US Military Chaplains Group Criticizes Jewish Troops’ Religious Beliefs

The Forum on the Military Chaplaincy presents itself as a “tolerant” and progressive organization for the military chaplaincy. On their website, they say their goal is to

provide an inclusive, socially and spiritually responsive program…to extend a welcome and affirming presence to the troops and military families…

The Forum was founded to use the chaplaincy to help repeal the policy known as “Don’t Ask, Don’t Tell,” which helps explain their appeal to be “inclusive.” However, the “inclusiveness” of these progressive “Christians” apparently does not extend to orthodox Jewish beliefs.

Last Saturday, Tom Carpenter — the homosexual former Navy fighter pilot who runs the Forum — posted an Andy Rooney-esque “What is your reaction to…” and quoted a chaplain who expressed theological reservations about female chaplains.

Some of the reactions from his group were predictable.

Said Sara Sharick, an atheist Army reservist and former recruiter who said she’d steer her recruits away from Liberty University because of religion:

…If he feels this way about female chaplains, what about female anything else in the military? What about LGBT service members or families? What about anyone not Christian?

I wouldn’t trust this guy farther than a baby could a boulder to competently serve anyone not male and Christian.

Said others:

Blake M Dremann [He has] chosen the wrong profession.

Bill Cork This is what senior chaplain interview should weed out. But much sexism among recent CHBOLC grads.

Shockingly, Kelley Thury — a recent seminary graduate and brand new chaplain candidate — not only declared the chaplain unfit to serve, but also said she’d discriminate against him if given the opportunity:

Kelley Thury That chaplain should choose another career outside of military chaplaincy… And if not…I would promote a woman ahead of him to be his boss!

Discriminating against others because of their religion isn’t the best way to start your military career there, Thury.

Surprisingly, two of the commenters outright admitted the chaplain was conforming to military policies designed to protect religious liberty — but they still said he “should resign.”

With that context, you might think Tom Carpenter had just tricked the members of his own organization into revealing their hidden prejudice.

Naturally, everyone assumed the “chaplain” was some variation of “fundamentalist Christian” — so they felt justified in criticizing his religious beliefs and declaring he should get out of the military because of his religion.  After all, criticizing Christian beliefs is not only acceptable but also expected.

What they didn’t stop to consider is the belief he expressed — the belief women shouldn’t be in positions of theological leadership — isn’t confined to traditional protestant Christianity.

It’s also Jewish.

And Muslim.

And Catholic.

The vast majority of US military chaplains — and the vast majority of religious adherents within the US military — come from denominations that hold the beliefs just disparaged by this “tolerant” group — a group that has declared those Jews, Muslims, Catholics, and mainline Christians shouldn’t be in the military.

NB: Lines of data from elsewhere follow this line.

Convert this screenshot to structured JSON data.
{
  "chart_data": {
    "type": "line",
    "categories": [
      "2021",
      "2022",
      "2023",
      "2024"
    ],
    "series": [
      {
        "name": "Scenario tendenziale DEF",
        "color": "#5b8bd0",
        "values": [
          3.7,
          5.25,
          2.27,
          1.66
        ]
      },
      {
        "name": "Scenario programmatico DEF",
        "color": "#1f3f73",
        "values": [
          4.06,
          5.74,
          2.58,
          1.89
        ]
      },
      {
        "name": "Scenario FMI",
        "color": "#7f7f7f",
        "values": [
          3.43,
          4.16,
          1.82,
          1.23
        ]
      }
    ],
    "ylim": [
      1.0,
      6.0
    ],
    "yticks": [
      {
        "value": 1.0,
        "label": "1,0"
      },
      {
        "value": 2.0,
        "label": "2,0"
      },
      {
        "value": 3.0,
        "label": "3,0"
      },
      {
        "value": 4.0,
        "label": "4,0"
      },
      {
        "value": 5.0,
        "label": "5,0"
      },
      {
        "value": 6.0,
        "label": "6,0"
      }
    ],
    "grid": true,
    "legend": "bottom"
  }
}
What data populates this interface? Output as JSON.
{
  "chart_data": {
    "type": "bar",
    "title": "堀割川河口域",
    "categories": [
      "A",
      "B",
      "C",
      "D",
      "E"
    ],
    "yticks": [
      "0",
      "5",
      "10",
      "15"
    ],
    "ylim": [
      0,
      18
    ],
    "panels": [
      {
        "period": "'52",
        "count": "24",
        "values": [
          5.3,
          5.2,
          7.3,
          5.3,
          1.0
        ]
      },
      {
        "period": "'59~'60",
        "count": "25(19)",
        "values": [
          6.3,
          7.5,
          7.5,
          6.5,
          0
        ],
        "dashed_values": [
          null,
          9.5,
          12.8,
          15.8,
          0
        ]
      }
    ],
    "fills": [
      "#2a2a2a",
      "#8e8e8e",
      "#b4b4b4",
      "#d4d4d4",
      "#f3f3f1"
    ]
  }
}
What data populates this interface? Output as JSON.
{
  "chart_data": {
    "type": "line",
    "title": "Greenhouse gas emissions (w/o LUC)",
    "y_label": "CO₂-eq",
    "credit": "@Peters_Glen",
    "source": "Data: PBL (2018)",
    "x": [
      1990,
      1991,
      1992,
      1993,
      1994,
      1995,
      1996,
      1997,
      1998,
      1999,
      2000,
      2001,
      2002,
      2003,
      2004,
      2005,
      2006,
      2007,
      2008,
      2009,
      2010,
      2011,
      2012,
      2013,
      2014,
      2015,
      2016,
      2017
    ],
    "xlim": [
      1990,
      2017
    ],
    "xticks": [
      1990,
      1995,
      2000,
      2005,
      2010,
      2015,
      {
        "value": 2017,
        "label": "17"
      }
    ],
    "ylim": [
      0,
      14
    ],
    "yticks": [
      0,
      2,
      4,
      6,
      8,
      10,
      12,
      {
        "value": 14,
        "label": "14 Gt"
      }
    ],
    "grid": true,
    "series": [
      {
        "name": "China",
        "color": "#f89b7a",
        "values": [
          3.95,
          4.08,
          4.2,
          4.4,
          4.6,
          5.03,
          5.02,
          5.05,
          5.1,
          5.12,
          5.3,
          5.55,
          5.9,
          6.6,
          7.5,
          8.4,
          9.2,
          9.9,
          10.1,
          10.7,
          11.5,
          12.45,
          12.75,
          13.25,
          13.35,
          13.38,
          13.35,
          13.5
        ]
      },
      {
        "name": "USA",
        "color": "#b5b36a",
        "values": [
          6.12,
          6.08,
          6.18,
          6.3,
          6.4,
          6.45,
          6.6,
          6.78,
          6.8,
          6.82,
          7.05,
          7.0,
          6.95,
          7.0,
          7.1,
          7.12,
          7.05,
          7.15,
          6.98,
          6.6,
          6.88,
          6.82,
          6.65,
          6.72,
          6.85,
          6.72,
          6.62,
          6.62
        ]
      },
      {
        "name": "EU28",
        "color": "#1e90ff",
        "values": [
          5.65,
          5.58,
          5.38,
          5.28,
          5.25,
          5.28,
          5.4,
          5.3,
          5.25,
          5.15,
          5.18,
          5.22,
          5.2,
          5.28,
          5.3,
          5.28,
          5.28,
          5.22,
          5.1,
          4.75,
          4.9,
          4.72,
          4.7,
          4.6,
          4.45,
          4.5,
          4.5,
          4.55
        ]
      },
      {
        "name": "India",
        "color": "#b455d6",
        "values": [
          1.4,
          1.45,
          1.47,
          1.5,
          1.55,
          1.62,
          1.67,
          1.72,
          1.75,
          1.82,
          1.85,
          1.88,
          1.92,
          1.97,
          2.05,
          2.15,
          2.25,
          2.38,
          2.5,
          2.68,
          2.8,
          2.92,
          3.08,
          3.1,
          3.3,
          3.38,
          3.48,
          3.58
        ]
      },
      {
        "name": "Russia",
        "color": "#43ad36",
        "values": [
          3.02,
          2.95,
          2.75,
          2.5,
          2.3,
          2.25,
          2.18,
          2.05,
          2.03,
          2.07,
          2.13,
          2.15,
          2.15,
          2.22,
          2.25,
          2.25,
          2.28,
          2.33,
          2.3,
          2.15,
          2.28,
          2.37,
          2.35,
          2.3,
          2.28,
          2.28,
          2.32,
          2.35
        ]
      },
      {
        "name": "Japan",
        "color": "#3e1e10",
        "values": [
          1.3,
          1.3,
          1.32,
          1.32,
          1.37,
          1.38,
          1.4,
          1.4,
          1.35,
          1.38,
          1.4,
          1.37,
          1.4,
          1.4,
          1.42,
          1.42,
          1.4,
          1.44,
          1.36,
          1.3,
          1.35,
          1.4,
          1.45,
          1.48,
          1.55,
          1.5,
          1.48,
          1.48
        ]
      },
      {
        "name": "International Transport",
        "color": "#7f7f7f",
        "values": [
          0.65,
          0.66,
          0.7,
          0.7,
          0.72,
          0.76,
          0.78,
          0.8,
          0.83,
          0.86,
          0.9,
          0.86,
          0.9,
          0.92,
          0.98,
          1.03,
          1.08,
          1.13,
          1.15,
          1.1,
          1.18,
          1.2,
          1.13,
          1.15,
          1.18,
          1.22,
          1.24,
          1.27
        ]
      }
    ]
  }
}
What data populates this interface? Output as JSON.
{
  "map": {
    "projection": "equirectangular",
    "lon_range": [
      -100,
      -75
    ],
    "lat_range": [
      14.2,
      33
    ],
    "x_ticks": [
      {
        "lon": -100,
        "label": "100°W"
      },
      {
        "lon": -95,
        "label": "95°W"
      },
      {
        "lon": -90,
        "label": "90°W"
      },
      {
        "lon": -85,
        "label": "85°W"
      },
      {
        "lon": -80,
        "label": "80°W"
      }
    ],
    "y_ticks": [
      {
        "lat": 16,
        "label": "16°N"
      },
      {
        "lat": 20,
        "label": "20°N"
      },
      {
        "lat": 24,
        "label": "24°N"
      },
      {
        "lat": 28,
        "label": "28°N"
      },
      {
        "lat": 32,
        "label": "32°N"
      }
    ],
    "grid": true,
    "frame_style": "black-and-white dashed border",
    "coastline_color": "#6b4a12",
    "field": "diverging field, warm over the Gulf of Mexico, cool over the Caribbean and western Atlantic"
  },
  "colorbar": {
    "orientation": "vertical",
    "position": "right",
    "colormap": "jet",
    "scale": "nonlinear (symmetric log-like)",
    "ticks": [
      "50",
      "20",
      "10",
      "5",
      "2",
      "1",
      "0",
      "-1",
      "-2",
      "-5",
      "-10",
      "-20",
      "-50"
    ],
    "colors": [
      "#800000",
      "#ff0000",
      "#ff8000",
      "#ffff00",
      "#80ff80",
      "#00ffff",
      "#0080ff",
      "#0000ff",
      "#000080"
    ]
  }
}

Army Reservist Sara Sharick would likely have been taken to task — and perhaps even declared anti-Semitic — if she said she couldn’t trust Jews whose beliefs didn’t allow female Rabbis.

First Lieutenant and soon to be chaplain Kelley Thury would have been scolded — and perhaps even called an “Islamophobe” — if she’d claimed Muslims “should choose another career” if their religious beliefs wouldn’t support a female Imam.

Yet that is what they said.  The beliefs the Forum and its supporters criticized are beliefs shared across many faiths — and they declared those beliefs incompatible with military service.

Perhaps most odd was the terse response of another Forum supporter:

BS, Ch (LTC) Henry Roberson

Roberson is a retired Army chaplain — a Catholic chaplain, who inexplicably supports the Forum as it attacks the ability of Catholics to serve as chaplains — or potentially serve in the military at all — while holding Catholic beliefs.

Most troubling of all is the fact these men and women — especially serving and retired chaplains like Thury and Roberson — represent the very people who are supposed to protect their fellow troops’ religious liberty. Yet here they indicate they not only would fail to protect the religious freedom of their fellow troops, they’d actually attack it.

The idea that an American citizen should not be a military chaplain — or in the military at all — solely due to their theology is inconsistent with military religious freedom and the protections of the US Constitution.

It is also wrong.

Tom Carpenter and those US military troops, chaplains, and others who associate with his Forum on the Military Chaplaincy seem to think it is acceptable if their target is Christians they don’t like.

But even they probably realize attacking the beliefs of Jews, and Muslims, and Catholics, and Protestants in the US military just makes them look like religious bigots.